I'm really digging tempo intervals because it lets you get more time at LT than you normally would. Five straight miles at 15K pace is a lot of effort and can be pretty taxing. Having short rests lets me get in 5 miles without it being too close to a race effort.

After the run, I did some strength stuff, including single leg deadlifts with weights, squats, etc.
At this point, I realized that I don't necessarily agree with the hard days hard, easy days easy. 

Friday: Rest!

Thank God because my left hamstring was none too happy with me.

Saturday: 15 @ 8:30

Started at 6:40am with a WCRR buddy and it was cold - 39! For the first time I wished I had gloves. We did almost 6 miles at a brisk pace (~8:20). She had to run off for family stuff so I ran another 1.5 or so and then met up with the larger WCRR crew. Since it was the beginning of the season, I knew it was going to be quick, we were under 8:30, easily for 6 miles. I finished up with ~1.5 miles at a considerably easier pace. By the end of this run the left hamstring hip was pretty much done with me.

Here is my awkward run selfie


Sunday: 4 @ 9:16

Went down to the bay for recovery miles and decided to try working on form a bit, adding a slight lean forward. Felt pretty good, but form is a tricky thing. When you're tired, you revert to whatever form feels natural, whatever your body finds is the best use of energy. In my opinion, form in that situation will always revert to the less ideal one unless you do other work to train your body into feeling that the "new" form is more efficient. I don't know exactly how to get there, but that is my theory. I'm thinking it has to do with strength and where you body is carrying said strength. If your arms are weak, well, not likely when you're tired, your arms are going to be of much use to keeping your form together. So I've started working on doing at least pushups and tricep work because I can see that I'm weak there. I have good core strength, but arms and upper boy: fuggedaboutit.

iPhone in dark conditions: bad picture

The rest of the afternoon was centered mostly around attending Disney On Ice at the Sports Arena which, holy crap, is that place old. San Diego has some old sporting complexes - this is where the Clippers used to play (when they were the San Diego Clippers in their first season). It's now where the minor league hockey team plays. Elise loved the event because it had most of her favorites: Cars, Little Mermaid, and Frozen. The first part was Toy Story which was probably the worst of it. It was just hard to follow with far too many props.

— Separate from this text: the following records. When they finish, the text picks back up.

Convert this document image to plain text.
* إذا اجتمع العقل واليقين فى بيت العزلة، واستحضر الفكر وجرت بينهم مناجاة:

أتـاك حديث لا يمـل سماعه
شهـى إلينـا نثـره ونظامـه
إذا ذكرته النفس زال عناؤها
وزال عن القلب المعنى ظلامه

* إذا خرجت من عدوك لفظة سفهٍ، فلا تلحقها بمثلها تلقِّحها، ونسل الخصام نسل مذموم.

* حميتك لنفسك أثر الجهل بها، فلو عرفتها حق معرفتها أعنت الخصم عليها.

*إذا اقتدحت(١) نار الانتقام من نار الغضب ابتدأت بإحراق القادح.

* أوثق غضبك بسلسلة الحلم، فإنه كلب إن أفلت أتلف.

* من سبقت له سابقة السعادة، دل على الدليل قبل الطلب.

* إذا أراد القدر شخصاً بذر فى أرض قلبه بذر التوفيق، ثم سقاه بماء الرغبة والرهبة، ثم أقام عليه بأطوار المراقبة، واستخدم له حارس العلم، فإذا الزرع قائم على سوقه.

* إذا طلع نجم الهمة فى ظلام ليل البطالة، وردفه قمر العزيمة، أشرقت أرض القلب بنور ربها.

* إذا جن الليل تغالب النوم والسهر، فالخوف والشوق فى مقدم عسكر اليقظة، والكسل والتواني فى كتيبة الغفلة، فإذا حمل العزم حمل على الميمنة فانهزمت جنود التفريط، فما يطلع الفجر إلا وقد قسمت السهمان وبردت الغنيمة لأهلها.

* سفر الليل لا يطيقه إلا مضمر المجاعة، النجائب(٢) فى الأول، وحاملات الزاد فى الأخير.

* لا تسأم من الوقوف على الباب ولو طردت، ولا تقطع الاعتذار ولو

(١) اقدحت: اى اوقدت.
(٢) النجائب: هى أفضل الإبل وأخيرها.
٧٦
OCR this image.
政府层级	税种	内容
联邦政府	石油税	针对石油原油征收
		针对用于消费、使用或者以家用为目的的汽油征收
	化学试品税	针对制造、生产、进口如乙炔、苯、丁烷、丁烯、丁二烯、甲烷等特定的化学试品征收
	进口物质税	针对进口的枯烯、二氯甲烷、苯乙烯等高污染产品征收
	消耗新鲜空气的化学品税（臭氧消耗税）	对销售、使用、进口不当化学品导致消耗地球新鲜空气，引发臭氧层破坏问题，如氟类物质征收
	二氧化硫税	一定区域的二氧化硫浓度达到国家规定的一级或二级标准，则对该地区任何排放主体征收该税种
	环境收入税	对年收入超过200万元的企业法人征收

I think the most ridiculous thing I saw at this even was the venue selling a Bud Light for $11.50. I feel like this is worse than what I've seen at an MLB game. Maybe they figured parents were so unenthused and bored by the event that they would be willing for fork over that absurd price for an alcoholic diversion. IDK, but a 12 pack of Bud is barely worth that much.

Hard Days, Easy Days


I've seen this sentiment quite a bit, that you should do strength work on hard days so that you can truly recover on easy days. After Thursday, I can say that I don't agree with this.

What I noticed was that after a taxing workout of tempo intervals, my ability to (a) maintain proper form in strength repetitions, and (b) discern the appropriate effort level, was totally wack. What ended up happening was that I had subpar form on my single leg deadlifts and I wasn't sure how hard I was actually working because I was fairly gassed from my running workout. This resulted in tweaking my left hamstring and it is only now (one week later) starting to feel normal-ish again.

Now, perhaps if you have lots of time and can do an AM hard running workout and PM strength work, then you may be able to safely get the two done. But if you only have time to do them back-to-back without some rest in between, I think it's safer to do strength on your easy days (and obviously, not an overly crazy routine where you completely trash your body because you will definitely be sacrificing very important recovery time).